While the results of B samples are awaited, the Italian police provided a dramatic twist on Sunday by raiding Powell’s hotel room in north-east Italy, where he and other Jamaican athletes have been training.
They found about 50 boxes and vials containing medicine and pills. According to reports, police were ‘surprised’ by the quantity of drugs because it was ‘disproportionate’ to the needs of one athlete. The drugs have been sent for identification.
The World Anti-Doping Agency asked for police help, hoping any haul might act as a smoking gun that will take them closer to the heart of the Jamaican drug menace.
Suspicion naturally falls on Usain Bolt, the icon whose demise would be a mortal blow to his sport. However, Bolt, who has never failed a test, is not part of Powell’s MVP training group, coached by Stephen Francis, but of the island’s other elite squad, the Racers Track Club.
Gay’s guilt is dismaying enough, not least given his reputation as strongly anti-drugs. Five years ago, he said: ‘I complete clean because I believe in fairness and, besides that, my mom would kill me.’ When Sportsmail visited him in Clermont, a sleepy town in Florida, in 2011 he spoke of the strong Baptist faith inculcated by his ‘mom’ Daisy. He said that at 28 he had never so much as sipped a beer.
Gay, now 30 like Powell, denounced Justin Gatlin when he returned from a drugs ban to deny his fellow American a bronze medal in the 100m at last summer’s Olympics, saying: ‘Everybody knows my stance on drugs. I work real hard so I don’t want to be cheated out of nothing. Nobody does.’
Of Campbell-Brown, with whom he went to school at Barton County Community College and University of Arkansas, he said: ‘We’re all accountable for what goes in our system but mistakes do happen.’
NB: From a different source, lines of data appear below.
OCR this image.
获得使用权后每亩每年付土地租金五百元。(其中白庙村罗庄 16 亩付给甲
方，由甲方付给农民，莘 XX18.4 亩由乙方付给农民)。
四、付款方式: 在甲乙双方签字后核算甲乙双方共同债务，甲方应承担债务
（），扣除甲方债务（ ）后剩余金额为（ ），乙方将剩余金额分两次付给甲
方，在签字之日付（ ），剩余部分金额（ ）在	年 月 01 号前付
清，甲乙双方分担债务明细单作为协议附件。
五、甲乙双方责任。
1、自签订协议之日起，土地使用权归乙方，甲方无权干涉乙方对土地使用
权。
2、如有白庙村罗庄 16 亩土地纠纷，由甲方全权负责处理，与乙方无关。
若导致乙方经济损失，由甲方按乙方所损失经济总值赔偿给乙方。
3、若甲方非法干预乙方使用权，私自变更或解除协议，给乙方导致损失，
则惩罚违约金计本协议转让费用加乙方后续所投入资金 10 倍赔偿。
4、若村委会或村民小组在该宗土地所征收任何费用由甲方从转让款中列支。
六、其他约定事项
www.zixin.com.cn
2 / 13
Gay, who was yesterday suspended as an ambassador by adidas, has only half accepted responsibility for his lapse. He said he would take his punishment ‘like a man’ but added: ‘I put my faith in someone and I was let down.’
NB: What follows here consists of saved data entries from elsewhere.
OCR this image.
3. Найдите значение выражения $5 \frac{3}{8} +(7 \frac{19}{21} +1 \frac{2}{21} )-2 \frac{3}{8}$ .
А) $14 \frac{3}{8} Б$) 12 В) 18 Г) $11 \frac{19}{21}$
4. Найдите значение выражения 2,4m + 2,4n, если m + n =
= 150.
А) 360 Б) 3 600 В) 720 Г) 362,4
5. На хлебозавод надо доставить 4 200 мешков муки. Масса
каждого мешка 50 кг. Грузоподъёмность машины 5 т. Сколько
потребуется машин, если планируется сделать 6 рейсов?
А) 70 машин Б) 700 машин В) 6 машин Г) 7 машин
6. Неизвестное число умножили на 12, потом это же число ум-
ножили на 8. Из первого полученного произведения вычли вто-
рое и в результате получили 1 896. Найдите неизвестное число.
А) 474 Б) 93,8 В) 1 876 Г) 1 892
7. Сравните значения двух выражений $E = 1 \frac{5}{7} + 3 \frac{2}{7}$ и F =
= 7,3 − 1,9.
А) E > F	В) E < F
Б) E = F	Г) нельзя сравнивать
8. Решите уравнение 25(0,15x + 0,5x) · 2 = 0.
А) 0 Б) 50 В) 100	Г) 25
Who that someone is he has not said.Gay is now back with Lance Brauman, the coach he stood by despite Brauman’s one-year imprisonment for fraud, theft and embezzlement in 2007, having recently cut all ties with former Olympic silver medallist sprinter Jon Drummond.
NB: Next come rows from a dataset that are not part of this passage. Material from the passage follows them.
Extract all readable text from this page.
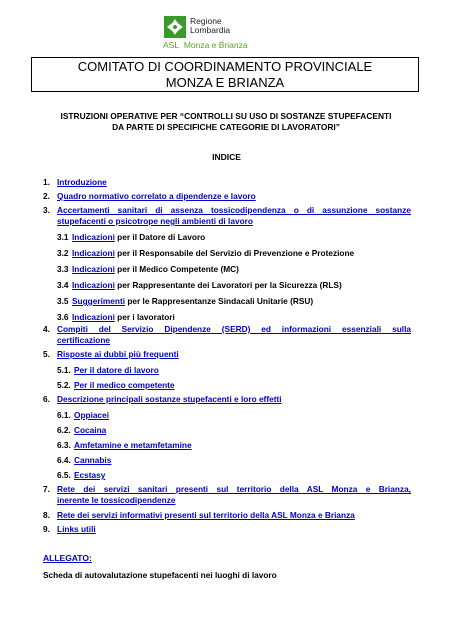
Regione
Lombardia
ASL Monza e Brianza
COMITATO DI COORDINAMENTO PROVINCIALE
MONZA E BRIANZA
ISTRUZIONI OPERATIVE PER “CONTROLLI SU USO DI SOSTANZE STUPEFACENTI
DA PARTE DI SPECIFICHE CATEGORIE DI LAVORATORI”
INDICE
1. Introduzione
2. Quadro normativo correlato a dipendenze e lavoro
3. Accertamenti sanitari di assenza tossicodipendenza o di assunzione sostanze
stupefacenti o psicotrope negli ambienti di lavoro
3.1 Indicazioni per il Datore di Lavoro
3.2 Indicazioni per il Responsabile del Servizio di Prevenzione e Protezione
3.3 Indicazioni per il Medico Competente (MC)
3.4 Indicazioni per Rappresentante dei Lavoratori per la Sicurezza (RLS)
3.5 Suggerimenti per le Rappresentanze Sindacali Unitarie (RSU)
3.6 Indicazioni per i lavoratori
4. Compiti del Servizio Dipendenze (SERD) ed informazioni essenziali sulla
certificazione
5. Risposte ai dubbi più frequenti
5.1. Per il datore di lavoro
5.2. Per il medico competente
6. Descrizione principali sostanze stupefacenti e loro effetti
6.1. Oppiacei
6.2. Cocaina
6.3. Amfetamine e metamfetamine
6.4. Cannabis
6.5. Ecstasy
7. Rete dei servizi sanitari presenti sul territorio della ASL Monza e Brianza,
inerente le tossicodipendenze
8. Rete dei servizi informativi presenti sul territorio della ASL Monza e Brianza
9. Links utili
ALLEGATO:
Scheda di autovalutazione stupefacenti nei luoghi di lavoro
Brauman was in Amsterdam with Gay when he learned of his failed test.
‘The news has shaken me and my entire group,’ said the coach. ‘We do not support or encourage or tolerate the use of performance-enhancing drugs whether it was on purpose or not.’ Campbell-Brown was also once part of Brauman’s squad but is thought to have been unattached to a permanent coach at the time of her positive test.
Gay’s excuse was given short shrift by Iwan Thomas, Britain’s 1997 relay world champion, who said: ‘I don’t know if he’s implying his coach or someone told him to take a supplement. If so, that’s just ignorant. You can’t put something into your body and then blame somebody else.’
Amazingly, some believe it is time for doping rules to be relaxed. Doug Logan, the former chief executive of USA Track and Field, said: ‘Laws that can’t be enforced shouldn’t be on the books.’ There are certainly shortcomings with WADA — even their chief executive David Howman admitted a couple of years ago that they were largely only catching the ‘dopey dopers’ — but thankfully there is no mood among wider officialdom to bow to Logan’s law of the jungle.
The IOC will instead strip Olympic medals from those they can prove cheated their way on to the podium — and that might impinge on Bolt, who shared in his country’s 4x100m relay success in London if, as expected, his team-mate Nesta Carter is confirmed in the next 24 hours as one of Jamaican’s five offenders.
Powell, Gay and Bolt were once called sprinting’s Holy Trinity. Only the Father, Bolt, remains untarnished.